Decided: August 31, 2020
Before: O'SCANNLAIN, CALLAHAN, and COLLINS, Circuit Judges.
Edward O'Connor, Encinitas, CA, for Petitioner Shahrzad Baghai, Attorney, DOJ - U.S. Department of Justice, Civil Division/Office of Immigration Litigation, Washington, DC, for Respondent
Mamadou Diallo petitions for review of the Board of Immigration Appeals’ (BIA's) denial of his application for asylum, withholding of removal, and relief under the Convention Against Torture (CAT). The facts are known to the parties, so we do not repeat them here.
During his asylum interview, Diallo claimed that he was able to avoid detection at the airport because the police were not expecting him to leave the country through the airport, his parents arranged for someone to assist him at the airport, he traveled at night, and there were no cameras capable of finding him. However, he later told the immigration judge that the reason he evaded capture was that he had help from a smuggler who bribed the police at the airport. Substantial evidence supports the BIA's finding that Diallo's explanation was inconsistent. See Lianhua Jiang v. Holder, 754 F.3d 733, 738 (9th Cir. 2014).
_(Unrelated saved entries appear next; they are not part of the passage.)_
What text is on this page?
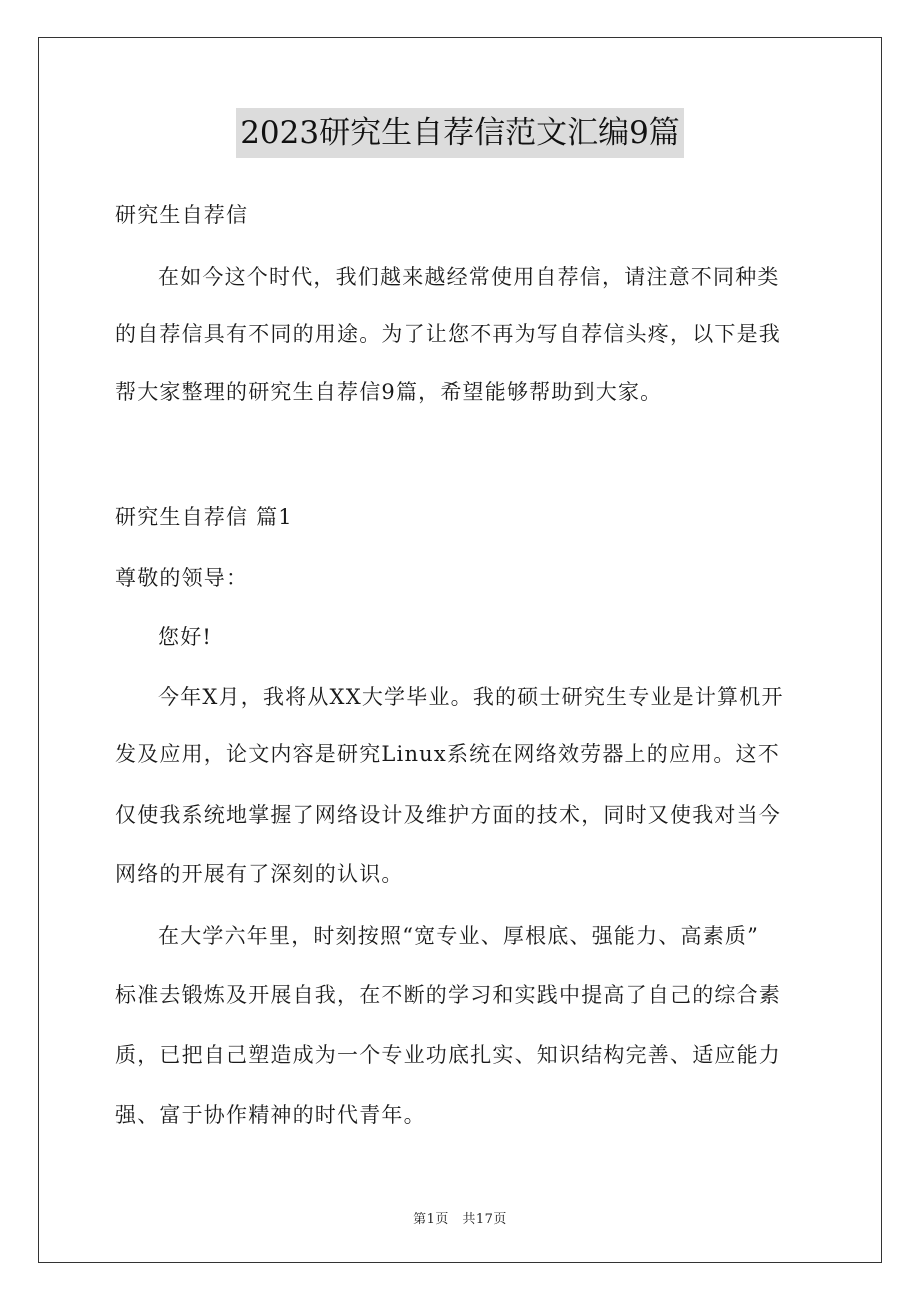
2023研究生自荐信范文汇编9篇
研究生自荐信
在如今这个时代，我们越来越经常使用自荐信，请注意不同种类
的自荐信具有不同的用途。为了让您不再为写自荐信头疼，以下是我
帮大家整理的研究生自荐信9篇，希望能够帮助到大家。
研究生自荐信 篇1
尊敬的领导：
您好!
今年X月，我将从XX大学毕业。我的硕士研究生专业是计算机开
发及应用，论文内容是研究Linux系统在网络效劳器上的应用。这不
仅使我系统地掌握了网络设计及维护方面的技术，同时又使我对当今
网络的开展有了深刻的认识。
在大学六年里，时刻按照“宽专业、厚根底、强能力、高素质”
标准去锻炼及开展自我，在不断的学习和实践中提高了自己的综合素
质，已把自己塑造成为一个专业功底扎实、知识结构完善、适应能力
强、富于协作精神的时代青年。
第1页　共17页
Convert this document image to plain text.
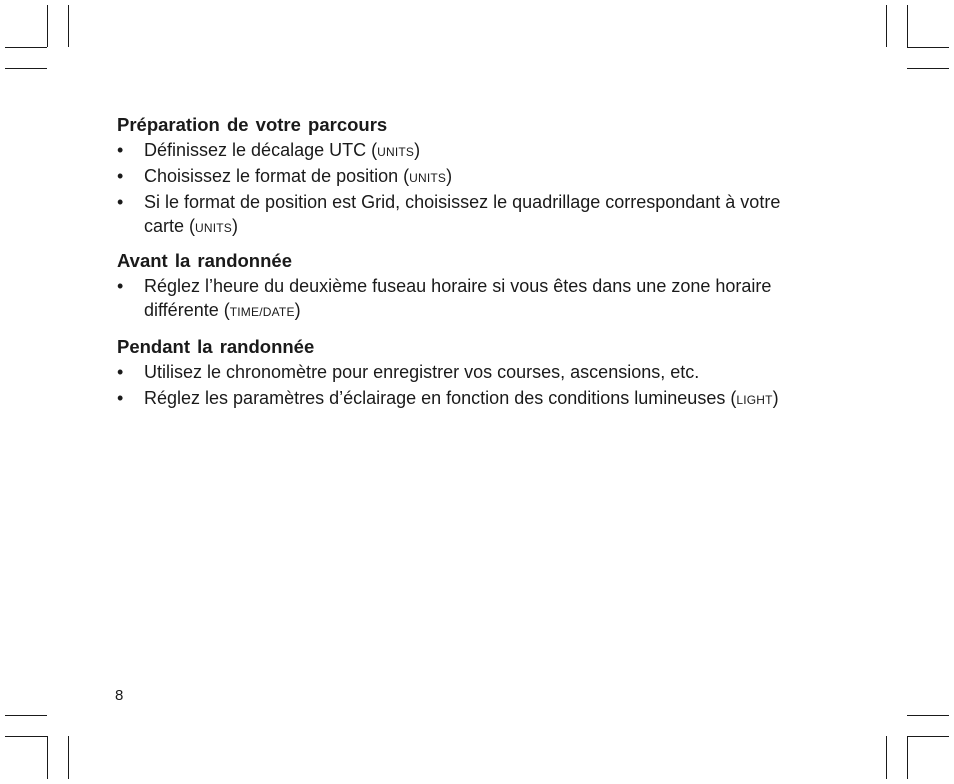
Préparation de votre parcours
• Définissez le décalage UTC (UNITS)
• Choisissez le format de position (UNITS)
• Si le format de position est Grid, choisissez le quadrillage correspondant à votre carte (UNITS)
Avant la randonnée
• Réglez l’heure du deuxième fuseau horaire si vous êtes dans une zone horaire différente (TIME/DATE)
Pendant la randonnée
• Utilisez le chronomètre pour enregistrer vos courses, ascensions, etc.
• Réglez les paramètres d’éclairage en fonction des conditions lumineuses (LIGHT)
8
Diallo does not challenge the finding that his story of how he escaped from a hospital was not credible. Therefore, he has waived any argument against it. See United States v. Kama, 394 F.3d 1236, 1238 (9th Cir. 2005).
Because substantial evidence supports the BIA's determination that Diallo was not credible, he has not met his burden of proof that he is eligible for either asylum, see 8 U.S.C. § 1158(b)(1)(B), or withholding of removal, see id. § 1231(b)(3)(C).
Diallo does not challenge the determination that he is otherwise ineligible for CAT relief. Accordingly, such argument is waived. Kama, 394 F.3d at 1238.
Diallo challenges other decisions made by the immigration judge. However, because such decisions were not addressed by the BIA, they are outside the scope of our review. See Maldonado v. Lynch, 786 F.3d 1155, 1160 (9th Cir. 2015) (en banc).